Welcome To Hollywood

Welcome To Hollywood

You'd be hard-pressed to find two cinematic subgenres with worse track records than the Hollywood satire and the mockumentary. So it's no surprise that reviled screenwriter Joe Eszterhas' fusion of the two, the staggeringly unfunny An Alan Smithee Film: Burn Hollywood Burn, ranks as one of the worst films of the '90s. Welcome To Hollywood combines the mockumentary and the Hollywood satire once again, and while it's nowhere near as repellent as Eszterhas' puerile bit of self-indulgence, it's also far less memorable. Bespectacled writer-director Adam Rifkin stars as himself, a rising filmmaker who sets out to direct a documentary about an unknown actor's ascent to stardom. After losing his first subject, Rifkin decides to follow the career of over-aged, under-talented Tony Markes (who also co-wrote and co-directed), a genial doofus who can't catch a break.

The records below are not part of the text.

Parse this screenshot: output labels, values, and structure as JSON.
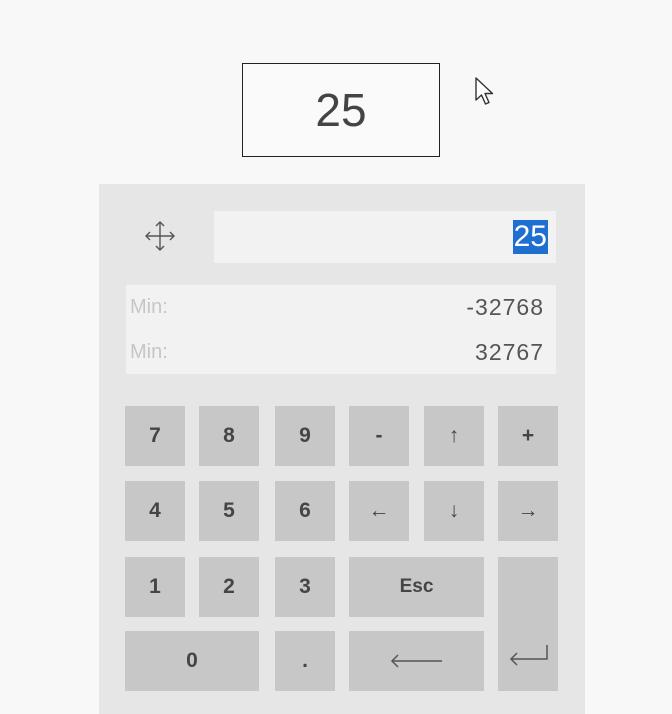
{
  "display": {
    "value": "25"
  },
  "input": {
    "selected_text": "25"
  },
  "limits": [
    {
      "label": "Min:",
      "value": "-32768"
    },
    {
      "label": "Min:",
      "value": "32767"
    }
  ],
  "keys": {
    "seven": "7",
    "eight": "8",
    "nine": "9",
    "minus": "-",
    "plus": "+",
    "four": "4",
    "five": "5",
    "six": "6",
    "one": "1",
    "two": "2",
    "three": "3",
    "esc": "Esc",
    "zero": "0",
    "dot": ".",
    "up": "↑",
    "down": "↓",
    "left": "←",
    "right": "→"
  },
  "icons": {
    "move": "move-icon",
    "cursor": "mouse-pointer-icon",
    "backspace": "backspace-arrow-icon",
    "enter": "enter-icon"
  }
}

As Markes' career flounders, Rifkin grows increasingly desperate, casting supermodel Angie Everhart (as herself) to play Markes' girlfriend and shuttling the pair off to Sundance and the Oscars before abandoning the project entirely, leaving Markes to complete it himself. An underwhelming cross between Real Life and 20 Dates, Welcome To Hollywood actually suffers from being too nice. Rifkin and company avoid easy attacks on crass, misanthropic Hollywood stereotypes, but their take on Hollywood is no more rewarding, funny, or complex. For reasons known only to the filmmakers, Welcome handles Hollywood with kid gloves, even treating star-studded premieres, supermodels, Baywatch, and Access Hollywood with undue respect. A lack of momentum proves even more damaging: Welcome meanders aimlessly from one limp comic set-up to another, resulting in a tame comedy that, like its subject's acting career, never quite gets off the ground.